At this point in sci-fi and fantasy cinema history, I don't know how commonplace it was for made-up languages to actually be spoken on set. As a comparison, Greedo's dialog and voice in Star Wars were formulated and dubbed in after filming.
For TMP, I think it was easier to come up with the Klingon dialog to be spoken on set because there were only a few very, very short lines in that scene. James Doohan came up with the Klingon words, and Mark Lenard spoke them. But the dialog on Vulcan was more extensive. According to behind-the-scenes anecdotes, the Vulcan scene was intended to be in English in the first place, but then, after the fact, production staff did not like the way the scene played/sounded in English, so Roddenberry had the idea to dub in a new language for the Vulcans, seeing as how they already had the Klingons speaking their own language. So UCLA linguistics professor Hartmut Scharfe (who also developed dialog for the Klingon scene, but his work ended up not being used there) came up with alien-sounding lines to match up with the movements of the actors' mouths. Some accounts claim that Doohan came up with the Vulcan dialog, but that seems unlikely.

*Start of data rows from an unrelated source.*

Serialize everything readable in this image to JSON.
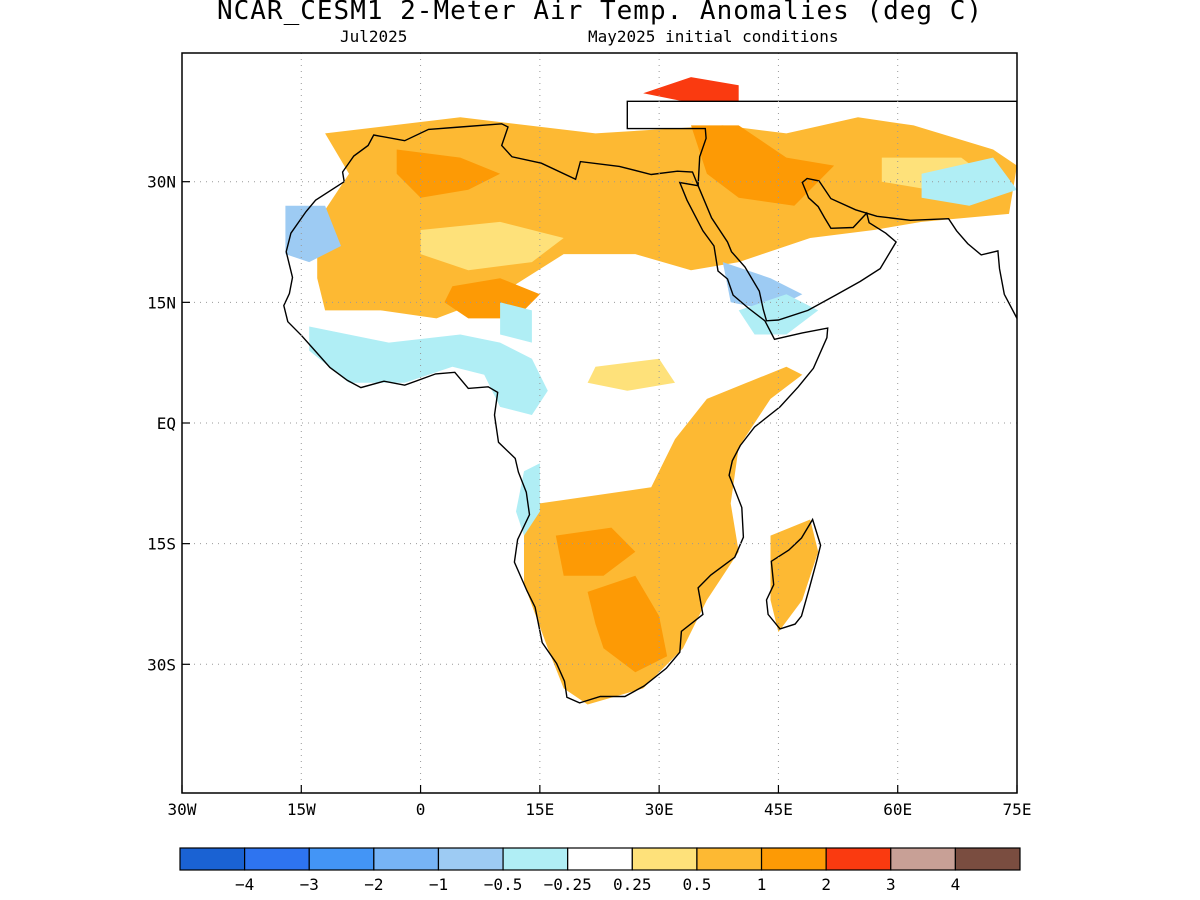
{
  "header": {
    "title": "NCAR_CESM1 2-Meter Air Temp. Anomalies (deg C)",
    "valid_month": "Jul2025",
    "init_label": "May2025 initial conditions"
  },
  "map": {
    "lon_range": [
      -30,
      75
    ],
    "lat_range": [
      -46,
      46
    ],
    "lon_ticks": [
      {
        "value": -30,
        "label": "30W"
      },
      {
        "value": -15,
        "label": "15W"
      },
      {
        "value": 0,
        "label": "0"
      },
      {
        "value": 15,
        "label": "15E"
      },
      {
        "value": 30,
        "label": "30E"
      },
      {
        "value": 45,
        "label": "45E"
      },
      {
        "value": 60,
        "label": "60E"
      },
      {
        "value": 75,
        "label": "75E"
      }
    ],
    "lat_ticks": [
      {
        "value": 30,
        "label": "30N"
      },
      {
        "value": 15,
        "label": "15N"
      },
      {
        "value": 0,
        "label": "EQ"
      },
      {
        "value": -15,
        "label": "15S"
      },
      {
        "value": -30,
        "label": "30S"
      }
    ],
    "gridlines": "dotted",
    "anomaly_regions": [
      {
        "category": "0.5 to 1",
        "color": "#fdb933",
        "lonlat": [
          [
            -12,
            36
          ],
          [
            5,
            38
          ],
          [
            22,
            36
          ],
          [
            38,
            37
          ],
          [
            46,
            36
          ],
          [
            55,
            38
          ],
          [
            62,
            37
          ],
          [
            72,
            34
          ],
          [
            75,
            32
          ],
          [
            74,
            26
          ],
          [
            63,
            25
          ],
          [
            57,
            24
          ],
          [
            49,
            23
          ],
          [
            40,
            20
          ],
          [
            34,
            19
          ],
          [
            27,
            21
          ],
          [
            18,
            21
          ],
          [
            10,
            16
          ],
          [
            2,
            13
          ],
          [
            -5,
            14
          ],
          [
            -12,
            14
          ],
          [
            -13,
            18
          ],
          [
            -13,
            25
          ],
          [
            -9,
            31
          ]
        ]
      },
      {
        "category": "0.5 to 1",
        "color": "#fdb933",
        "lonlat": [
          [
            15,
            -10
          ],
          [
            22,
            -9
          ],
          [
            29,
            -8
          ],
          [
            32,
            -2
          ],
          [
            36,
            3
          ],
          [
            41,
            5
          ],
          [
            46,
            7
          ],
          [
            48,
            6
          ],
          [
            44,
            3
          ],
          [
            40,
            -3
          ],
          [
            39,
            -10
          ],
          [
            40,
            -16
          ],
          [
            36,
            -22
          ],
          [
            33,
            -28
          ],
          [
            28,
            -33
          ],
          [
            21,
            -35
          ],
          [
            18,
            -33
          ],
          [
            16,
            -28
          ],
          [
            13,
            -20
          ],
          [
            13,
            -14
          ]
        ]
      },
      {
        "category": "0.5 to 1",
        "color": "#fdb933",
        "lonlat": [
          [
            44,
            -14
          ],
          [
            49,
            -12
          ],
          [
            50,
            -16
          ],
          [
            48,
            -22
          ],
          [
            45,
            -26
          ],
          [
            44,
            -22
          ],
          [
            44,
            -17
          ]
        ]
      },
      {
        "category": "1 to 2",
        "color": "#fd9a05",
        "lonlat": [
          [
            -3,
            34
          ],
          [
            5,
            33
          ],
          [
            10,
            31
          ],
          [
            6,
            29
          ],
          [
            0,
            28
          ],
          [
            -3,
            31
          ]
        ]
      },
      {
        "category": "1 to 2",
        "color": "#fd9a05",
        "lonlat": [
          [
            4,
            17
          ],
          [
            10,
            18
          ],
          [
            15,
            16
          ],
          [
            12,
            13
          ],
          [
            6,
            13
          ],
          [
            3,
            15
          ]
        ]
      },
      {
        "category": "1 to 2",
        "color": "#fd9a05",
        "lonlat": [
          [
            34,
            37
          ],
          [
            40,
            37
          ],
          [
            46,
            33
          ],
          [
            52,
            32
          ],
          [
            47,
            27
          ],
          [
            40,
            28
          ],
          [
            36,
            31
          ]
        ]
      },
      {
        "category": "1 to 2",
        "color": "#fd9a05",
        "lonlat": [
          [
            17,
            -14
          ],
          [
            24,
            -13
          ],
          [
            27,
            -16
          ],
          [
            23,
            -19
          ],
          [
            18,
            -19
          ]
        ]
      },
      {
        "category": "1 to 2",
        "color": "#fd9a05",
        "lonlat": [
          [
            21,
            -21
          ],
          [
            27,
            -19
          ],
          [
            30,
            -24
          ],
          [
            31,
            -29
          ],
          [
            27,
            -31
          ],
          [
            23,
            -28
          ],
          [
            22,
            -25
          ]
        ]
      },
      {
        "category": "2 to 3",
        "color": "#fa3a10",
        "lonlat": [
          [
            28,
            41
          ],
          [
            34,
            43
          ],
          [
            40,
            42
          ],
          [
            40,
            40
          ],
          [
            33,
            40
          ]
        ]
      },
      {
        "category": "0.25 to 0.5",
        "color": "#fee17a",
        "lonlat": [
          [
            0,
            24
          ],
          [
            10,
            25
          ],
          [
            18,
            23
          ],
          [
            14,
            20
          ],
          [
            6,
            19
          ],
          [
            0,
            21
          ]
        ]
      },
      {
        "category": "0.25 to 0.5",
        "color": "#fee17a",
        "lonlat": [
          [
            22,
            7
          ],
          [
            30,
            8
          ],
          [
            32,
            5
          ],
          [
            26,
            4
          ],
          [
            21,
            5
          ]
        ]
      },
      {
        "category": "0.25 to 0.5",
        "color": "#fee17a",
        "lonlat": [
          [
            58,
            33
          ],
          [
            68,
            33
          ],
          [
            72,
            30
          ],
          [
            64,
            29
          ],
          [
            58,
            30
          ]
        ]
      },
      {
        "category": "-1 to -0.5",
        "color": "#9dcbf3",
        "lonlat": [
          [
            -17,
            27
          ],
          [
            -12,
            27
          ],
          [
            -10,
            22
          ],
          [
            -14,
            20
          ],
          [
            -17,
            21
          ]
        ]
      },
      {
        "category": "-1 to -0.5",
        "color": "#9dcbf3",
        "lonlat": [
          [
            38,
            20
          ],
          [
            44,
            18
          ],
          [
            48,
            16
          ],
          [
            44,
            14
          ],
          [
            39,
            15
          ]
        ]
      },
      {
        "category": "-0.5 to -0.25",
        "color": "#b0eef5",
        "lonlat": [
          [
            -14,
            12
          ],
          [
            -4,
            10
          ],
          [
            5,
            11
          ],
          [
            10,
            10
          ],
          [
            14,
            8
          ],
          [
            16,
            4
          ],
          [
            14,
            1
          ],
          [
            10,
            2
          ],
          [
            8,
            6
          ],
          [
            4,
            7
          ],
          [
            -2,
            5
          ],
          [
            -9,
            5
          ],
          [
            -14,
            9
          ]
        ]
      },
      {
        "category": "-0.5 to -0.25",
        "color": "#b0eef5",
        "lonlat": [
          [
            13,
            -6
          ],
          [
            15,
            -5
          ],
          [
            15,
            -11
          ],
          [
            13,
            -14
          ],
          [
            12,
            -11
          ]
        ]
      },
      {
        "category": "-0.5 to -0.25",
        "color": "#b0eef5",
        "lonlat": [
          [
            40,
            14
          ],
          [
            46,
            16
          ],
          [
            50,
            14
          ],
          [
            46,
            11
          ],
          [
            42,
            11
          ]
        ]
      },
      {
        "category": "-0.5 to -0.25",
        "color": "#b0eef5",
        "lonlat": [
          [
            63,
            31
          ],
          [
            72,
            33
          ],
          [
            75,
            29
          ],
          [
            69,
            27
          ],
          [
            63,
            28
          ]
        ]
      },
      {
        "category": "-0.5 to -0.25",
        "color": "#b0eef5",
        "lonlat": [
          [
            10,
            15
          ],
          [
            14,
            14
          ],
          [
            14,
            10
          ],
          [
            10,
            11
          ]
        ]
      }
    ]
  },
  "colorbar": {
    "boxes": [
      {
        "color": "#1a62d3"
      },
      {
        "color": "#2e74f0"
      },
      {
        "color": "#4395f6"
      },
      {
        "color": "#77b4f6"
      },
      {
        "color": "#9dcbf3"
      },
      {
        "color": "#b0eef5"
      },
      {
        "color": "#ffffff"
      },
      {
        "color": "#fee17a"
      },
      {
        "color": "#fdb933"
      },
      {
        "color": "#fd9a05"
      },
      {
        "color": "#fa3a10"
      },
      {
        "color": "#c8a096"
      },
      {
        "color": "#7a4d40"
      }
    ],
    "labels": [
      "−4",
      "−3",
      "−2",
      "−1",
      "−0.5",
      "−0.25",
      "0.25",
      "0.5",
      "1",
      "2",
      "3",
      "4"
    ]
  },
  "land_outline_lonlat": [
    [
      -5.9,
      35.8
    ],
    [
      -2,
      35.1
    ],
    [
      1,
      36.5
    ],
    [
      5,
      36.8
    ],
    [
      10.2,
      37.2
    ],
    [
      11,
      36.8
    ],
    [
      10.2,
      34.5
    ],
    [
      11.5,
      33.1
    ],
    [
      15.2,
      32.3
    ],
    [
      19.5,
      30.3
    ],
    [
      20.1,
      32.5
    ],
    [
      25,
      31.9
    ],
    [
      29,
      30.9
    ],
    [
      32.3,
      31.3
    ],
    [
      34.2,
      31.2
    ],
    [
      34.9,
      29.5
    ],
    [
      32.6,
      29.9
    ],
    [
      33.5,
      27.7
    ],
    [
      35.5,
      23.9
    ],
    [
      36.9,
      22
    ],
    [
      37.4,
      18.9
    ],
    [
      38.6,
      17.9
    ],
    [
      39.3,
      15.9
    ],
    [
      41.2,
      14.3
    ],
    [
      43.3,
      12.7
    ],
    [
      44.5,
      10.4
    ],
    [
      48,
      11.2
    ],
    [
      51.2,
      11.8
    ],
    [
      51.1,
      10.6
    ],
    [
      49.4,
      6.8
    ],
    [
      47.5,
      4.5
    ],
    [
      45.2,
      2
    ],
    [
      42,
      -0.5
    ],
    [
      40.2,
      -2.8
    ],
    [
      39.2,
      -4.7
    ],
    [
      38.8,
      -6.5
    ],
    [
      39.4,
      -8
    ],
    [
      40.4,
      -10.5
    ],
    [
      40.6,
      -14.2
    ],
    [
      39.5,
      -16.7
    ],
    [
      36.5,
      -18.9
    ],
    [
      34.9,
      -20.5
    ],
    [
      35.5,
      -23.8
    ],
    [
      32.8,
      -25.9
    ],
    [
      32.6,
      -28.5
    ],
    [
      30.9,
      -30.5
    ],
    [
      28.1,
      -32.7
    ],
    [
      25.7,
      -34
    ],
    [
      22.6,
      -34
    ],
    [
      20,
      -34.8
    ],
    [
      18.4,
      -34.1
    ],
    [
      18.1,
      -32.1
    ],
    [
      17.1,
      -29.9
    ],
    [
      15.3,
      -27.3
    ],
    [
      14.4,
      -22.9
    ],
    [
      13.4,
      -20.9
    ],
    [
      11.8,
      -17.3
    ],
    [
      12.2,
      -14.5
    ],
    [
      13.7,
      -11.4
    ],
    [
      13.3,
      -8.6
    ],
    [
      12.3,
      -6.1
    ],
    [
      11.9,
      -4.4
    ],
    [
      9.8,
      -2.4
    ],
    [
      9.3,
      1
    ],
    [
      9.7,
      3.8
    ],
    [
      8.5,
      4.5
    ],
    [
      6,
      4.3
    ],
    [
      4.3,
      6.3
    ],
    [
      1.9,
      6.1
    ],
    [
      -2,
      4.7
    ],
    [
      -4.6,
      5.2
    ],
    [
      -7.5,
      4.4
    ],
    [
      -9.2,
      5.3
    ],
    [
      -11.4,
      6.9
    ],
    [
      -13.2,
      8.9
    ],
    [
      -15,
      10.9
    ],
    [
      -16.7,
      12.6
    ],
    [
      -17.2,
      14.6
    ],
    [
      -16.5,
      16.1
    ],
    [
      -16.1,
      18.1
    ],
    [
      -16.9,
      21.3
    ],
    [
      -16.3,
      23.6
    ],
    [
      -14.4,
      26.3
    ],
    [
      -13.2,
      27.7
    ],
    [
      -9.6,
      30
    ],
    [
      -9.8,
      31.2
    ],
    [
      -8.4,
      33.2
    ],
    [
      -6.6,
      34.5
    ],
    [
      -5.9,
      35.8
    ]
  ],
  "madagascar_outline_lonlat": [
    [
      49.3,
      -12
    ],
    [
      50.3,
      -15.2
    ],
    [
      49.8,
      -17.2
    ],
    [
      48.9,
      -20.5
    ],
    [
      47.9,
      -24
    ],
    [
      47.1,
      -25
    ],
    [
      45.2,
      -25.6
    ],
    [
      43.7,
      -23.8
    ],
    [
      43.5,
      -22
    ],
    [
      44.4,
      -20.1
    ],
    [
      44.1,
      -17.2
    ],
    [
      46.3,
      -15.8
    ],
    [
      47.9,
      -14.3
    ],
    [
      49.3,
      -12
    ]
  ],
  "arabia_outline_lonlat": [
    [
      34.9,
      29.5
    ],
    [
      36.6,
      25.5
    ],
    [
      38.6,
      22.5
    ],
    [
      39.1,
      21.3
    ],
    [
      40.8,
      19.4
    ],
    [
      42.6,
      16.4
    ],
    [
      43.1,
      14.1
    ],
    [
      43.5,
      12.7
    ],
    [
      45,
      12.8
    ],
    [
      48.7,
      14
    ],
    [
      52.2,
      15.9
    ],
    [
      55.3,
      17.6
    ],
    [
      57.8,
      19.2
    ],
    [
      59.8,
      22.5
    ],
    [
      58.5,
      23.6
    ],
    [
      56.4,
      24.9
    ],
    [
      56.1,
      26.1
    ],
    [
      54.4,
      24.3
    ],
    [
      51.6,
      24.2
    ],
    [
      50.8,
      25.5
    ],
    [
      50,
      26.9
    ],
    [
      48.8,
      28
    ],
    [
      48,
      29.9
    ],
    [
      48.6,
      30.4
    ],
    [
      50.1,
      30.1
    ],
    [
      51.6,
      27.9
    ],
    [
      54.7,
      26.5
    ],
    [
      57.4,
      25.7
    ],
    [
      61.6,
      25.2
    ],
    [
      66.4,
      25.4
    ],
    [
      67.4,
      23.9
    ],
    [
      68.8,
      22.3
    ],
    [
      70.5,
      20.9
    ],
    [
      72.6,
      21.4
    ],
    [
      72.8,
      19.2
    ],
    [
      73.4,
      16
    ],
    [
      75,
      13
    ],
    [
      75,
      40
    ],
    [
      26,
      40
    ],
    [
      26,
      36.6
    ],
    [
      35.8,
      36.6
    ],
    [
      35.9,
      35.4
    ],
    [
      35.1,
      33.1
    ],
    [
      34.9,
      29.5
    ]
  ]
}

And then the same thing was done for the Vulcan dialog in TWOK. But this time it was a different linguist named Marc Okrand who was involved. Okrand's story is that Spock and Saavik's dialog was filmed in English, but then after the fact it was decided that they should be speaking in their own language instead. So he did something similar, coming up with alien-sounding gibberish that would seem like it matched the actors' mouth movements. And Alley and Nimoy recorded this alien dialog to be dubbed into the scene.
When it came time to work on the next movie, Okrand was brought back to come up with a working Klingon language and coach the actors to actually speak their lines in that language on set.